When you have the five 'y's corresponding to the five 'x's, map them out on the chart.

Actually, that particular equation has at least two sets of answers: x^2 - 4x + 3 ([x -1][x - 3]) must be greater-than zero, meaning x^2 - 4x must be greater-than -3 ... after that, I'm not sure ... the point is, you'll have a negative set and a positive set. Pick 'x'-numbers at random, and plug ` em in `til it works to find both sets.

Answer 6

You need to do a lot of excercise.

1. First step is to determine the shape of the graph. If linea equation,
y = mx + c
the graph is linear cut at the point c when x = 0
the graph is having an upward trend if m is positive and vice versa

2. If the graph is curve, then it shall be y = ax^2 + bx + c.
logically once you see ^2 and above, the graph is curv type.
if a is negative then the graph is a smilling face and vice versa
if x is 0, then y will cut at c if x = 0
using this formula x = {-b^2 + root(4ac)}/2a and {-b^2 - root(4ac)}/2a to find value of x if y =0

if 4ac is a negative figure, then the graph is not intersecting with x axis.

Hope this help

Answer 7

Calculate the values of the equation for various values of x. For example, figure out what your function is equal to when x=1,2,3,4, etc. You use the set of values for X that are most relevent; it's the equivilant of setting the range of X values in a graphing calculator.

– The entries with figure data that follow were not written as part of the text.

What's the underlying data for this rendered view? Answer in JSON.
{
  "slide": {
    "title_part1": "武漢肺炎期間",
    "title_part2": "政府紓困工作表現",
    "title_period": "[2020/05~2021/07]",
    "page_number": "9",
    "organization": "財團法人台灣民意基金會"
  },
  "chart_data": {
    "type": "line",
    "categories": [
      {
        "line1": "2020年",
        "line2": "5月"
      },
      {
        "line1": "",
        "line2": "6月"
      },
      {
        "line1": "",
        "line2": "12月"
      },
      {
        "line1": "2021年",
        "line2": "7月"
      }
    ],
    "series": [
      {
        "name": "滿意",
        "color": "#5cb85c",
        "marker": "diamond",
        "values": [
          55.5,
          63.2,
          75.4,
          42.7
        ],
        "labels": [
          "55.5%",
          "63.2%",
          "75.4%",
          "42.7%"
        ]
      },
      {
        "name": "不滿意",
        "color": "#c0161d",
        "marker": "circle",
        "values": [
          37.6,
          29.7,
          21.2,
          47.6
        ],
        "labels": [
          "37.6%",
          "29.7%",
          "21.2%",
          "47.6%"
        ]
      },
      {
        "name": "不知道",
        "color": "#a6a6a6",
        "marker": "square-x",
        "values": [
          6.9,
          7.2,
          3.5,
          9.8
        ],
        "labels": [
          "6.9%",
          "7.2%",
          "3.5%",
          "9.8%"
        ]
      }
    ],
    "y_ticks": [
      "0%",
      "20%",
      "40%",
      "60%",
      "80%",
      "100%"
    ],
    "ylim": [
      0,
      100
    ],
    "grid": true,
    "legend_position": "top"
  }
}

Each of these represents a set of coordinates, with the X coordinate being equal to the value of X that you used, and the Y coordinate being the value of the function using that value of X.

Then, plot these points on a graph.

Then, connect the dots.

Thus, you have a graph. That's basically how a graphing calculator does it, too.

You will, of course, have to understand the function you're graphing, so that you know how to recognize asymptotes and such (and thus choose the proper values of X to use, so that you connect the dots properly, and get a proper result for the graph).

Answer 8

if you can graph (x-1)(x-3), which is a parabola, than you can graph 1 divided by the same. Anything with a one over it is an inverse of the stuff on the bottom, so your graph of (x-1)(x-3) would be reflected in the line y=x. That is the easiest way that I can tell you to graph it. Just graph the bottom, and then switch all the x and y values.

Answer 9

When graphing functions by hand, watch for significant events.

Since division by zero is undefined, You function will be undefined at X= 1 and x=3.

Other than that you can pick values of X and make yourself a table from which to draw the graph.

Answer 10

First you need to multiply out the bottom number...It should be x^2 * -4x * -3. Then you just plug in a few points on the graph to get a general idea of how the function should look.